Ilustrasi fluktuasi pergerakan saham (Gambar: NET)
Jumat, 29 Mei 2026 | 13:13:17 WIB

JAKARTA – Indeks Harga Saham Gabungan (IHSG) memiliki peluang untuk bergerak secara fluktuatif dalam rentang yang terbatas pada sesi perdagangan Jumat (29/5/2026).

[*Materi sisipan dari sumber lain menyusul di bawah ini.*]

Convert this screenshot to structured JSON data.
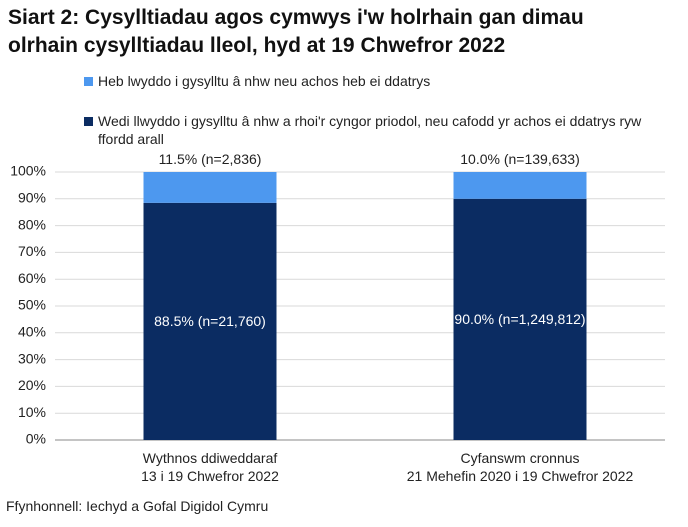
{
  "chart_data": {
    "type": "stacked_bar",
    "title": "Siart 2: Cysylltiadau agos cymwys i'w holrhain gan dimau\nolrhain cysylltiadau lleol, hyd at 19 Chwefror 2022",
    "categories": [
      "Wythnos ddiweddaraf\n13 i 19 Chwefror 2022",
      "Cyfanswm cronnus\n21 Mehefin 2020 i 19 Chwefror 2022"
    ],
    "series": [
      {
        "name": "Wedi llwyddo i gysylltu â nhw a rhoi'r cyngor priodol, neu cafodd yr achos ei ddatrys ryw ffordd arall",
        "color": "#0b2c62",
        "values": [
          88.5,
          90.0
        ],
        "value_labels": [
          "88.5% (n=21,760)",
          "90.0% (n=1,249,812)"
        ]
      },
      {
        "name": "Heb lwyddo i gysylltu â nhw neu achos heb ei ddatrys",
        "color": "#4d98ef",
        "values": [
          11.5,
          10.0
        ],
        "value_labels": [
          "11.5% (n=2,836)",
          "10.0% (n=139,633)"
        ]
      }
    ],
    "ylim": [
      0,
      100
    ],
    "yticks": [
      {
        "value": 0,
        "label": "0%"
      },
      {
        "value": 10,
        "label": "10%"
      },
      {
        "value": 20,
        "label": "20%"
      },
      {
        "value": 30,
        "label": "30%"
      },
      {
        "value": 40,
        "label": "40%"
      },
      {
        "value": 50,
        "label": "50%"
      },
      {
        "value": 60,
        "label": "60%"
      },
      {
        "value": 70,
        "label": "70%"
      },
      {
        "value": 80,
        "label": "80%"
      },
      {
        "value": 90,
        "label": "90%"
      },
      {
        "value": 100,
        "label": "100%"
      }
    ],
    "grid": true,
    "source": "Ffynhonnell: Iechyd a Gofal Digidol Cymru"
  }
}
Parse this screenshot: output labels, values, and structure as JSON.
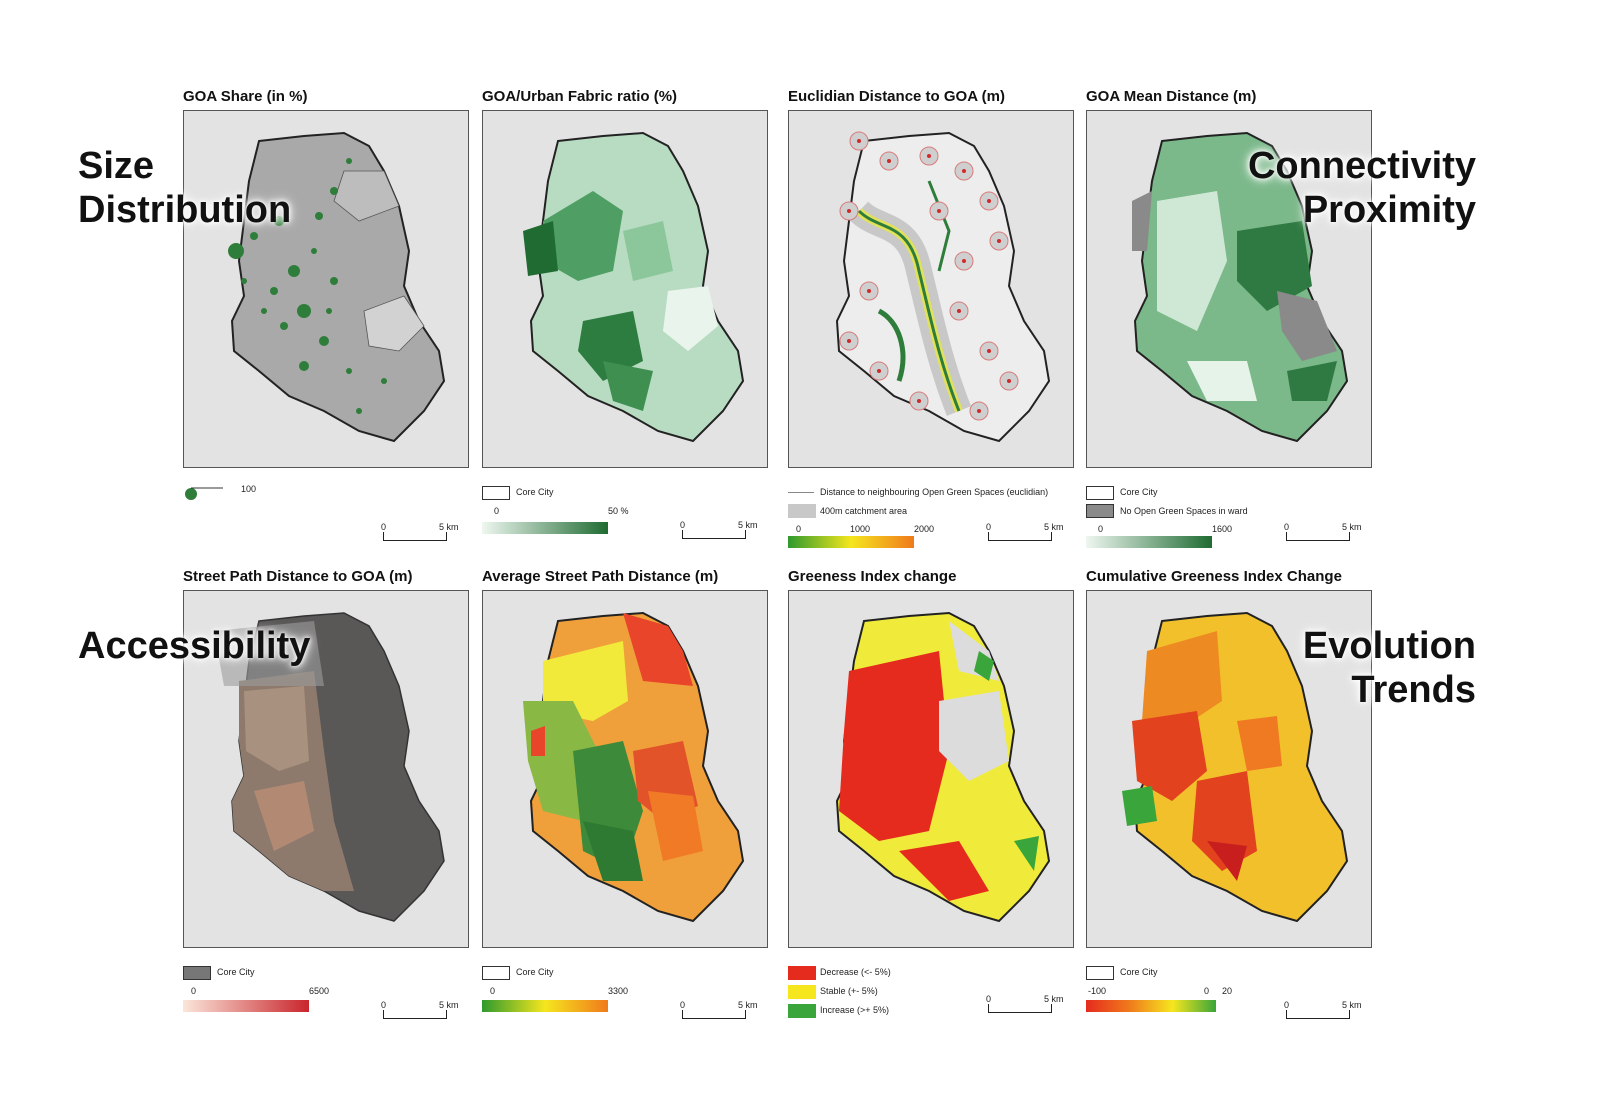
{
  "panels": [
    {
      "title": "GOA Share (in %)"
    },
    {
      "title": "GOA/Urban Fabric ratio (%)"
    },
    {
      "title": "Euclidian Distance to GOA (m)"
    },
    {
      "title": "GOA Mean Distance (m)"
    },
    {
      "title": "Street Path Distance to GOA (m)"
    },
    {
      "title": "Average Street Path Distance (m)"
    },
    {
      "title": "Greeness Index change"
    },
    {
      "title": "Cumulative Greeness Index Change"
    }
  ],
  "overlays": {
    "size": [
      "Size",
      "Distribution"
    ],
    "connectivity": [
      "Connectivity",
      "Proximity"
    ],
    "accessibility": [
      "Accessibility"
    ],
    "evolution": [
      "Evolution",
      "Trends"
    ]
  },
  "legends": {
    "p1": {
      "bubble_value": "100"
    },
    "p2": {
      "core": "Core City",
      "min": "0",
      "max": "50 %"
    },
    "p3": {
      "line": "Distance to neighbouring Open Green Spaces (euclidian)",
      "catchment": "400m catchment area",
      "t0": "0",
      "t1": "1000",
      "t2": "2000"
    },
    "p4": {
      "core": "Core City",
      "none": "No Open Green Spaces in ward",
      "min": "0",
      "max": "1600"
    },
    "p5": {
      "core": "Core City",
      "min": "0",
      "max": "6500"
    },
    "p6": {
      "core": "Core City",
      "min": "0",
      "max": "3300"
    },
    "p7": {
      "decrease": "Decrease (<- 5%)",
      "stable": "Stable (+- 5%)",
      "increase": "Increase (>+ 5%)"
    },
    "p8": {
      "core": "Core City",
      "min": "-100",
      "mid": "0",
      "max": "20"
    }
  },
  "scale": {
    "zero": "0",
    "five": "5 km"
  },
  "colors": {
    "green_dark": "#2e7d3a",
    "green_light": "#d9efdf",
    "orange": "#f08a24",
    "red": "#e52b1e",
    "yellow": "#f5e61e",
    "gray_dark": "#555555"
  }
}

Hal ini dikarenakan para pelaku pasar diduga masih memantau pergerakan nilai tukar rupiah, aliran modal asing, serta situasi geopolitik dunia sebagaimana dilansir dari berita sumber.

Hans Kwee, seorang pengamat pasar modal yang juga merupakan Co-Founder Pasardana, memproyeksikan bahwa laju IHSG pada perdagangan Jumat (29/5/2026) bakal cenderung tertahan.

“IHSG diperkirakan bergerak dengan support di kisaran 5.950-6.000 dan resistance di area 6.200-6.286,” ujarnya, Kamis (28/5/2026), sebagaimana dilansir dari berita sumber.

Berdasarkan penuturan Hans, investor di pasar modal masih akan memperhatikan fluktuasi nilai tukar rupiah, pergerakan dana investor asing, serta kondisi geopolitik internasional sebagaimana dilansir dari berita sumber.

Di sisi lain, Alrich Paskalis Tambolang selaku Equity Research Analyst Phintraco Sekuritas memaparkan bahwa indikator teknikal IHSG sudah mulai memperlihatkan tanda-tanda pemulihan, walau ruangnya masih cukup terbatas.

“Stochastic RSI menunjukkan potensi reversal ke arah pivot dan histogram MACD negatif mulai menyempit, sehingga IHSG berpotensi bergerak di kisaran 6.000-6.200,” jelasnya sebagaimana dilansir dari berita sumber.

Sementara itu, Senior Market Chartist Mirae Asset Sekuritas, Nafan Aji Gusta, berpendapat bahwa tertekannya nilai tukar rupiah menjadi faktor krusial yang membayangi laju indeks saham domestik dalam kurun waktu dekat.

“Depresiasi rupiah berpotensi menekan IHSG, meskipun sifatnya jangka pendek, dengan pergerakan indeks yang cenderung fluktuatif,” ujarnya sebagaimana dilansir dari berita sumber.

Nafan menjabarkan bahwa melemahnya mata uang rupiah dipicu oleh perpaduan sentimen dari luar maupun dalam negeri, seperti keperkasaan mata uang dolar AS, konstelasi geopolitik, hingga siklus pengiriman kembali (repatriasi) dividen oleh pemodal luar negeri sebagaimana dilansir dari berita sumber.

“Jika pelemahan rupiah berlangsung agresif, biasanya diikuti oleh aksi jual bersih investor asing,” katanya sebagaimana dilansir dari berita sumber.